Mistakes are typically associated with bad feelings, but we learn from mistakes, with the consequence of a lot of bad feelings staying in our memory and lasting for a long time.
One corollary from the conclusion is that, when one gets old, if there is no constant reinforcement of good things and good feelings, then one could potentially be left with memory of bad things and bad feelings. This corollary was made particularly pertinent when a former colleague, a well-established Peromyscus researcher, Dr. Jerry O. Wolff, committed suicide, exactly seven years ago, on May 10, 2008. I met Jerry several times, mainly through conferences and through his visit to my former supervisor’s (Jack Millar) lab. We regarded Jerry as an excellent colleague and did not, and still do not understand why he would have chosen suicide to end his life. Had he lost good things and good feelings in his memory?
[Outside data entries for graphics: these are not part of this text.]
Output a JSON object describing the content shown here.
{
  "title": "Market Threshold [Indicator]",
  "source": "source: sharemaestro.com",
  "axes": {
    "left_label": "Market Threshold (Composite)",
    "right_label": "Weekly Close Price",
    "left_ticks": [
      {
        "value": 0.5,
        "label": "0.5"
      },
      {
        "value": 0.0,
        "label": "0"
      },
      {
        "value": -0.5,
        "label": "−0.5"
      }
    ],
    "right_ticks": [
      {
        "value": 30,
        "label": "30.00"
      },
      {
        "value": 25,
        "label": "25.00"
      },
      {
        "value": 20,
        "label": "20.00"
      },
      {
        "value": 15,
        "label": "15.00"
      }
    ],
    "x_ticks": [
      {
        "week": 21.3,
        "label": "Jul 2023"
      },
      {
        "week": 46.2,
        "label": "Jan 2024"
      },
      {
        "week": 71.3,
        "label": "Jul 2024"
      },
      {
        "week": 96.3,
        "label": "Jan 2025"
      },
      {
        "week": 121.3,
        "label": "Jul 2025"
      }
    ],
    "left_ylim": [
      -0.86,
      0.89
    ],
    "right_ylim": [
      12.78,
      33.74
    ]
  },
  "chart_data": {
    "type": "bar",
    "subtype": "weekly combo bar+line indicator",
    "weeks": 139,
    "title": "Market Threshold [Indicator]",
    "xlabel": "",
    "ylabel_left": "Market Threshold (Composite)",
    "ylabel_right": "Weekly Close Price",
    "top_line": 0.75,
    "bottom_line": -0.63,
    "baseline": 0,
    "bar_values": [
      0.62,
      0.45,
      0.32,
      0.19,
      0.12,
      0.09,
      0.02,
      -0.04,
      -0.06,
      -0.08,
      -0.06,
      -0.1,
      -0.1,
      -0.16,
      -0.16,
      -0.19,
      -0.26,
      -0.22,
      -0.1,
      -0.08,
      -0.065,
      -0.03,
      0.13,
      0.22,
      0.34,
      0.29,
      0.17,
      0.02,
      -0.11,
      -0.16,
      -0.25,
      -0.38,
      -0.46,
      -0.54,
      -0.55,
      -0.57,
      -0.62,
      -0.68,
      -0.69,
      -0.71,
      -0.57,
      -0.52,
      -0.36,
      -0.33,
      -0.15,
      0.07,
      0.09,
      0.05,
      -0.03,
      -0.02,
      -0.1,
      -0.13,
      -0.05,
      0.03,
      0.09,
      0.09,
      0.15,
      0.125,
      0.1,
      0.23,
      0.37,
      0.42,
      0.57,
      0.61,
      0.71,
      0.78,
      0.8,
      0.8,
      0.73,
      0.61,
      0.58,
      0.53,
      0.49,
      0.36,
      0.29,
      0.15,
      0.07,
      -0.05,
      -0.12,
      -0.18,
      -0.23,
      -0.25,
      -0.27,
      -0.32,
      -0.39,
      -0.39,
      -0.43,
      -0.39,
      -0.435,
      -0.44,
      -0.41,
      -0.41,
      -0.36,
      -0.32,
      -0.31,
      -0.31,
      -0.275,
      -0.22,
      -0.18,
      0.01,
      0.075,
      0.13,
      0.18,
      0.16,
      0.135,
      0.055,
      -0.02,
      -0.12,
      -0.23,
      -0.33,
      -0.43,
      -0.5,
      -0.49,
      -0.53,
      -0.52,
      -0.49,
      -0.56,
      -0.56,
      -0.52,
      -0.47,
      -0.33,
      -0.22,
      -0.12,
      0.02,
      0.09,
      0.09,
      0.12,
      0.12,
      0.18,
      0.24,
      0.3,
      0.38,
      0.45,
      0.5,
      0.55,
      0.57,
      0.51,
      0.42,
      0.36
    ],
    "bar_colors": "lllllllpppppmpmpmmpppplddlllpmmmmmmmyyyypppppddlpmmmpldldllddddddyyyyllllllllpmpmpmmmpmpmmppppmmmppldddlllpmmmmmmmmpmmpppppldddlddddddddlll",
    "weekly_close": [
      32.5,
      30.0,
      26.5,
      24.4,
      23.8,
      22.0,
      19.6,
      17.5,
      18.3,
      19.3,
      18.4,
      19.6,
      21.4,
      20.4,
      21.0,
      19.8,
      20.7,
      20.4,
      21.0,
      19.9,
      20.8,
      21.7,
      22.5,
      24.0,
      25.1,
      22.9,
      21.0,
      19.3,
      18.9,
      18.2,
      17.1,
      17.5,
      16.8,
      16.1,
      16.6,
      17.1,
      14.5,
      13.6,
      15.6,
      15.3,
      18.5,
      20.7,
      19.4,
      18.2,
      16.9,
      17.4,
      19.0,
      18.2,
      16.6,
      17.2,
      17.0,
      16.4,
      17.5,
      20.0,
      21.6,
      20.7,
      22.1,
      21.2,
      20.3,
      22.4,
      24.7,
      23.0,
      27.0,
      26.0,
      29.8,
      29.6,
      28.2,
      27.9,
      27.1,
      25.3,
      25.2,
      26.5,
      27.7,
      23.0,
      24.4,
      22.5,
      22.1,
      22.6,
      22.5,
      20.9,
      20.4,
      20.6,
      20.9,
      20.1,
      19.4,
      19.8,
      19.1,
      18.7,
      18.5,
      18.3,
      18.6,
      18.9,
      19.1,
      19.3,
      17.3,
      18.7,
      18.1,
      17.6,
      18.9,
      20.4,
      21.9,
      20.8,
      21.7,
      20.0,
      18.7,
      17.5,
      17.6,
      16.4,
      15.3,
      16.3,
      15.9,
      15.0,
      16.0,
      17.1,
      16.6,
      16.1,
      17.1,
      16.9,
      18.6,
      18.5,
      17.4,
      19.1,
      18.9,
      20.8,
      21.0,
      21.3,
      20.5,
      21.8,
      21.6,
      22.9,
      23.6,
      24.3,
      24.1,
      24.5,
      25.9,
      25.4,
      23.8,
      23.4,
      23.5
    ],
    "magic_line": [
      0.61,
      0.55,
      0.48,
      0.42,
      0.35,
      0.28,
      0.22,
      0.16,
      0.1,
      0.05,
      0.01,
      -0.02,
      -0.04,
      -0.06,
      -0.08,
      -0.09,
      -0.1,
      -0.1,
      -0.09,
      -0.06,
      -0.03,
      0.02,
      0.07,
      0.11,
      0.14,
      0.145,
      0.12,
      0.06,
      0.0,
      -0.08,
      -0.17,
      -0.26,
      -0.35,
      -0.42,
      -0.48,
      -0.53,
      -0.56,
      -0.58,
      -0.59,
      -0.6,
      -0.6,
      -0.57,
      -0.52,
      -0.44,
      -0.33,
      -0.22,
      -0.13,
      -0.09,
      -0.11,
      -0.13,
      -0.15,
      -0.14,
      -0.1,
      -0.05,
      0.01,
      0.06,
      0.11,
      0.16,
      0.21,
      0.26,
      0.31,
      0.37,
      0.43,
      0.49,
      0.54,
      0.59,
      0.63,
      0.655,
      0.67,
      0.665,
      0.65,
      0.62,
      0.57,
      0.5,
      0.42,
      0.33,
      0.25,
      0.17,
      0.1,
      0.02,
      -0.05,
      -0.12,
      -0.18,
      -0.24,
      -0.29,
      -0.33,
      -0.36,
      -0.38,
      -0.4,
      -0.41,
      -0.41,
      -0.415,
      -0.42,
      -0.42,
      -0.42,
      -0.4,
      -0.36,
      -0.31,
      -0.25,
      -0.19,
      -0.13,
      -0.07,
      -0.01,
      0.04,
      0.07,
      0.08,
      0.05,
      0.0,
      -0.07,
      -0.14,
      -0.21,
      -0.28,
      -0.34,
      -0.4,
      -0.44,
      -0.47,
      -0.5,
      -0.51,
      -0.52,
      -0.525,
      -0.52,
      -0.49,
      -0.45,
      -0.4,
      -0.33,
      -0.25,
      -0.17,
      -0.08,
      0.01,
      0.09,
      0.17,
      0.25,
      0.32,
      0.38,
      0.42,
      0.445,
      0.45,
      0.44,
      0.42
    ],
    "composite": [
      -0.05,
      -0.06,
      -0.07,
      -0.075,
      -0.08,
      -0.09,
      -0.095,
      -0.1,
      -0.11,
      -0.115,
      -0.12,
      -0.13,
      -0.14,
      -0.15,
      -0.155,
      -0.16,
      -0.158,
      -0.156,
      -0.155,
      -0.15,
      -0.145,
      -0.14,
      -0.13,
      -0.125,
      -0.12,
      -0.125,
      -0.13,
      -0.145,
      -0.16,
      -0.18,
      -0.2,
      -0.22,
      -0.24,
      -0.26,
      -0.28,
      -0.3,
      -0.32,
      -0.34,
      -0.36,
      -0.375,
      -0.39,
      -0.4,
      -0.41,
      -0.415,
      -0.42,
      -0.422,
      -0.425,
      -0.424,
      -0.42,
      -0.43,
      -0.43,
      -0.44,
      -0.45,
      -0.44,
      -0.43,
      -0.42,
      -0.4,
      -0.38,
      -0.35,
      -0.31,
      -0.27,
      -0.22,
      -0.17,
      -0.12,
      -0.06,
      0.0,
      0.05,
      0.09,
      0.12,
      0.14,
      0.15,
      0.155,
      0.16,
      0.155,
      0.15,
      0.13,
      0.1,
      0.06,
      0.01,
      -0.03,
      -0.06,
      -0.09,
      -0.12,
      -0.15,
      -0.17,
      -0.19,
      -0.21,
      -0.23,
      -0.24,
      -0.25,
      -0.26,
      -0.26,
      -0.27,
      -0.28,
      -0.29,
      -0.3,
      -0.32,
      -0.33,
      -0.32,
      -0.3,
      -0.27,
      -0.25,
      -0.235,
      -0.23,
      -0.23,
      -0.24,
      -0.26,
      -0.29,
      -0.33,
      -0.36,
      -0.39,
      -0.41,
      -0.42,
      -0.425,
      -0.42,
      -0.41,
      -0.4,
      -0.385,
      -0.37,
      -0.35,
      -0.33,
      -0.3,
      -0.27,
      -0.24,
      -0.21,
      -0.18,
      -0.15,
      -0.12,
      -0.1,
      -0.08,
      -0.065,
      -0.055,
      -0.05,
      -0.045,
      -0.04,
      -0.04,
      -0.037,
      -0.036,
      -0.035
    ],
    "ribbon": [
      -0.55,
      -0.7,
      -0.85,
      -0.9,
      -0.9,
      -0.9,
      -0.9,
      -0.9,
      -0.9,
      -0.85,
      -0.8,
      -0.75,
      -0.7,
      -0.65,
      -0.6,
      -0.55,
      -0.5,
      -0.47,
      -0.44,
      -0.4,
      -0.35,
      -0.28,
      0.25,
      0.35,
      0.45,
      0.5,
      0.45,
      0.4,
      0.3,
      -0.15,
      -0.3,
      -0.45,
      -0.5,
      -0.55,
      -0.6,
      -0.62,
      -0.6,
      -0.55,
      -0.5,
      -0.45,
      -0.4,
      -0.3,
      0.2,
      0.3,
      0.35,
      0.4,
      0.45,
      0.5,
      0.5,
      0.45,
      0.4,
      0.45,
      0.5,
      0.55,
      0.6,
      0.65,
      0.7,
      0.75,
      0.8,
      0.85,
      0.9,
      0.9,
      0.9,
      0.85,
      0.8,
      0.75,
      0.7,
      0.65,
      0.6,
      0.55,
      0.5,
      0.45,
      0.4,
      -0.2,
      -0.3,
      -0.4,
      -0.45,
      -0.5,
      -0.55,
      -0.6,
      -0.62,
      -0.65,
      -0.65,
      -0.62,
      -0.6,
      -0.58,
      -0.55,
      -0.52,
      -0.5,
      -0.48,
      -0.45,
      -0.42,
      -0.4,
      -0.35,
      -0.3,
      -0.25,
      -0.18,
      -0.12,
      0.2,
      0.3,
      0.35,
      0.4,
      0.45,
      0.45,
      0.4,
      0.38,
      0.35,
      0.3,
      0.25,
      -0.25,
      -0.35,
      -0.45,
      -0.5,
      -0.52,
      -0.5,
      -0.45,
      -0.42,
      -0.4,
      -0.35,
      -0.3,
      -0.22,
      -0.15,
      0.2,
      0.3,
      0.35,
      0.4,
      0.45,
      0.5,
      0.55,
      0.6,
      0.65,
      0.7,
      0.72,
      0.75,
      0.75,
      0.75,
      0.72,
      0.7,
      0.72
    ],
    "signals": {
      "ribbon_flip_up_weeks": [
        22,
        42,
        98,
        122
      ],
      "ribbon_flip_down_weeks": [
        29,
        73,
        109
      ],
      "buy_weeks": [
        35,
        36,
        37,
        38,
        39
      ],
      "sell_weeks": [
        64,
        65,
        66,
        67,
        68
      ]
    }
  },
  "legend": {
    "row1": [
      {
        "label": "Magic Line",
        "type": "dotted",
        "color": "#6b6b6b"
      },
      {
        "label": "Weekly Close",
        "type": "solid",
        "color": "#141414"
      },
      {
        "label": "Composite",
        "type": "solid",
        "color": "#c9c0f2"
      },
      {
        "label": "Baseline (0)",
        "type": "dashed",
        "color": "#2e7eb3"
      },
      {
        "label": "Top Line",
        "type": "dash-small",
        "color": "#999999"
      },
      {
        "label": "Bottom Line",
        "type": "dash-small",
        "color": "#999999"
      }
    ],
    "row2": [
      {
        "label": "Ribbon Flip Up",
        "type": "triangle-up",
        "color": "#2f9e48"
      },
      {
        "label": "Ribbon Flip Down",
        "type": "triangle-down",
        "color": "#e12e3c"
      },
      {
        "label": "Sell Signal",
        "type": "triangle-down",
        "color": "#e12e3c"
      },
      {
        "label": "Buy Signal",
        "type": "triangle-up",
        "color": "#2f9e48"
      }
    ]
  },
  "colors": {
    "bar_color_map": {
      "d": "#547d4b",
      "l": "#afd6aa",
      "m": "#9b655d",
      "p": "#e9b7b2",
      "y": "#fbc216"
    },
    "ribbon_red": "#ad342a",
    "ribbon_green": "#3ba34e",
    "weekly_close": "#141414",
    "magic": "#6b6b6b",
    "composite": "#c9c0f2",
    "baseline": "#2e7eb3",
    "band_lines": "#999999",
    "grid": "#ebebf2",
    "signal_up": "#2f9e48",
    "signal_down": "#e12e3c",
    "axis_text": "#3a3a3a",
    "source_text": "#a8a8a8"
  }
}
Did bad things and bad feelings took an upper hand? While our knowledge of science and technology has progressed so much, our knowledge of hope and love has lagged so far behind.
We often see old people indulged in the so-called “good old days”, the kind of nostalgia that historians, psychologists and politicians all unanimously dismiss as mass delusion, i.e., a Garden of Eden that has never existed. Indeed, if we measure wealth, health, life span, degree of democracy and rationality in human behaviour, etc., we will find the present day beating all “good old days” by a wide margin. But do we have more human interactions to reinforce good things and good feelings in our memory if we get old today? Will our brain be gradually poisoned by the bad things and bad feelings?
The mouse experiment described above might also be relevant to parenting as well. Parents perhaps should be particularly cautious when dispensing punishment to their children, especially when parents sometimes do wish their children to remember the bad feeling of punishment for a long time. A child is likely to become troublesome and lost without constant reinforcement of good things and good feelings in his/her memory. A home should not be a transient Biblical Garden of Eden with a cruel one-strike law.
May we keep alive our fond memories of love and friendship until the end of our days!